Engines

THREE KINDS OF ENGINES POWER MOST FLYING MACHINES

Piston engines, jet engines, and rocket engines all depend on the same basic principles to produce thrust.

1.       The engine mixes fuel with oxygen or another oxidizer in a combustion chamber.

2.       The mixture is ignited.

3.       The burning mixture creates hot, expanding gases.

4.       The expanding gases either produce thrust directly (in jet and rocket engines), or are used to push a piston or drive a turbine.

HOW DO ENGINES PRODUCE THRUST?

Newton’s Third Law of Motion is often given as an explanation for the generation of thrust. But it explains the effect of thrust, not the cause of thrust. Pressure and shear stress are the only two ways nature exerts an aerodynamic force on an object. Pressure is the basic source of thrust produced by a propeller, jet engine, or rocket engine.

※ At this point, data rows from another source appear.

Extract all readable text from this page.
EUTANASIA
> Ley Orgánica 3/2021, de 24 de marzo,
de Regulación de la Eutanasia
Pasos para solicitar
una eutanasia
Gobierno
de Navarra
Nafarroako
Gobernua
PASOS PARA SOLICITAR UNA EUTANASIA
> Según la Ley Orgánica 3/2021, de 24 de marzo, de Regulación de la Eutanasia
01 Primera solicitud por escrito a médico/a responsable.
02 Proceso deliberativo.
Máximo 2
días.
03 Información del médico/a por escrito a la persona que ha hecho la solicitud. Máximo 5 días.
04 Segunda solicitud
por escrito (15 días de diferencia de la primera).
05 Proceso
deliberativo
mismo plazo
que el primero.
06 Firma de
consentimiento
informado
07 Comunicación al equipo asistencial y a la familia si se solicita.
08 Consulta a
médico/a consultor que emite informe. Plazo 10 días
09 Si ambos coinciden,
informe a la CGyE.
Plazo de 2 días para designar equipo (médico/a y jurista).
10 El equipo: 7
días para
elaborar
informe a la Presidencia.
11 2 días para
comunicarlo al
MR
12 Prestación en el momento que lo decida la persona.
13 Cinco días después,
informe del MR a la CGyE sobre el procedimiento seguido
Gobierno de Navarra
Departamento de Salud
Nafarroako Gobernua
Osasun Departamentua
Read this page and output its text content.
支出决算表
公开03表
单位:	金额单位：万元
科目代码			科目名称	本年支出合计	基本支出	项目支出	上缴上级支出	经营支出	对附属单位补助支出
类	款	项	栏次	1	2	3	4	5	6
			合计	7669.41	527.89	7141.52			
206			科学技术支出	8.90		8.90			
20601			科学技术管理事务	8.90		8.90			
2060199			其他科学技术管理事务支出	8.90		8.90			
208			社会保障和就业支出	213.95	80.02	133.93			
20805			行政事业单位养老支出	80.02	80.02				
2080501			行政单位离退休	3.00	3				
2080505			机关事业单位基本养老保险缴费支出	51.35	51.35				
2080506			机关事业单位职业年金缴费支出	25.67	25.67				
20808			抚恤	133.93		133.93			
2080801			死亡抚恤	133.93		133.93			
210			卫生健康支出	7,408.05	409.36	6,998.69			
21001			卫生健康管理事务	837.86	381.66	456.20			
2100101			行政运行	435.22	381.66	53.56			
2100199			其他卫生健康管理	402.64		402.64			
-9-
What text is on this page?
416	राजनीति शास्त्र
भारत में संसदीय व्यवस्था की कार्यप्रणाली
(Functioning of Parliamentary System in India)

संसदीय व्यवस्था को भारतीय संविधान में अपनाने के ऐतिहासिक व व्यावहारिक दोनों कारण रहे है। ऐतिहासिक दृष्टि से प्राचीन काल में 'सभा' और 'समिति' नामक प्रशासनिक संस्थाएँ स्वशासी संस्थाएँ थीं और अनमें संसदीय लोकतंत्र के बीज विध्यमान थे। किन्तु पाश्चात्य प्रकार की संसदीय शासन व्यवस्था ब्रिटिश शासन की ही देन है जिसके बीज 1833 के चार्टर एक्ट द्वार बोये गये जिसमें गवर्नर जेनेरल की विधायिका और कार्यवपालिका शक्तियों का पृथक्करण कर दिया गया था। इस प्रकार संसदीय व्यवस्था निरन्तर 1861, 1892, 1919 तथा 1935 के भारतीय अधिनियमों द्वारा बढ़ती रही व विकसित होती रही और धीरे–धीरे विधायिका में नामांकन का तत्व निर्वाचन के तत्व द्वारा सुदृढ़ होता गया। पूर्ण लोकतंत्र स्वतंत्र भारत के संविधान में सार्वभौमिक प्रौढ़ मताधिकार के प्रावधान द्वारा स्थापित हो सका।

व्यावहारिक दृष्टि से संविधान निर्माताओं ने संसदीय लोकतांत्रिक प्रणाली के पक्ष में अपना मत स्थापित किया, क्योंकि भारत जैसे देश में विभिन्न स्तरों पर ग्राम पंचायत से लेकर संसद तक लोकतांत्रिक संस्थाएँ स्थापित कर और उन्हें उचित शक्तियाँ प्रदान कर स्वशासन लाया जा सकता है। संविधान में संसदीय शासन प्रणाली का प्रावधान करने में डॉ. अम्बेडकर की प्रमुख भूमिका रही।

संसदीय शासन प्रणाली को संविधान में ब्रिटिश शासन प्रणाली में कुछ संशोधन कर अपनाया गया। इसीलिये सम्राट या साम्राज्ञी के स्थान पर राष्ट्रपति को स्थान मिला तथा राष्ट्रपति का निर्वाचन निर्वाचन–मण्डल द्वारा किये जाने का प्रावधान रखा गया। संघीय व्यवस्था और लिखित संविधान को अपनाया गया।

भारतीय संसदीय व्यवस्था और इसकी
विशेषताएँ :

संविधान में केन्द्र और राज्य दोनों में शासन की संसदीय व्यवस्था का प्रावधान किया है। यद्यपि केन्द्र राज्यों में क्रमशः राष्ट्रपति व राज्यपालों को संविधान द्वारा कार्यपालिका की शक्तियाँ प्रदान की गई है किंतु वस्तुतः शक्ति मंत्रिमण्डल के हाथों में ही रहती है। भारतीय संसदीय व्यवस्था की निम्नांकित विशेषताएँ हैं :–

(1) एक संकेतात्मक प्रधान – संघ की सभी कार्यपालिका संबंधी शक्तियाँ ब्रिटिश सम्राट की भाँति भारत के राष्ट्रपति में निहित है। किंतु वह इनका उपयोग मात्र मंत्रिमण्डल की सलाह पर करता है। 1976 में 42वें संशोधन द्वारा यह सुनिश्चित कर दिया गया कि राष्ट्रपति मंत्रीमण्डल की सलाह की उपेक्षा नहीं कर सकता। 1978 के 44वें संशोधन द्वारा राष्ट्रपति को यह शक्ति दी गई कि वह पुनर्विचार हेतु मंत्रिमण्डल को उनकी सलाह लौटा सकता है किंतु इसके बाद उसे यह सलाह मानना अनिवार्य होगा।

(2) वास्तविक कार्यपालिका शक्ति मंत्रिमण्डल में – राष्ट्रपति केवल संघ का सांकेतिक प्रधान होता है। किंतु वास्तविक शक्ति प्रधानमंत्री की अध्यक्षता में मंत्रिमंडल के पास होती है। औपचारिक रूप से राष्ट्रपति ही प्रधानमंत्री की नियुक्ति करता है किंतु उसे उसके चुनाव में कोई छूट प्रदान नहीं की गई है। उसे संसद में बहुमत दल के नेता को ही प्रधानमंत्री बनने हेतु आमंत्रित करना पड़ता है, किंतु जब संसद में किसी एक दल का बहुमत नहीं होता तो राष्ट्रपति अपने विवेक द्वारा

A piston engine cannot produce thrust on its own. It provides power to a spinning propeller, which produces thrust by creating a pressure difference between the front and back of the propeller, resulting in a forward force. Jets or rocket engines produce thrust by increasing the pressure inside the engine. This increased pressure in the jet or rocket engine exerts more force in the forward direction than the rear direction.

The exhaust gases produced by a propeller, jet or rocket, due to Newton’s Third Law, are feeling a force opposite and equal to the thrust, and therefore are moved in the direction opposite to the thrust of the engine. Hence, the exhaust is the effect of thrust.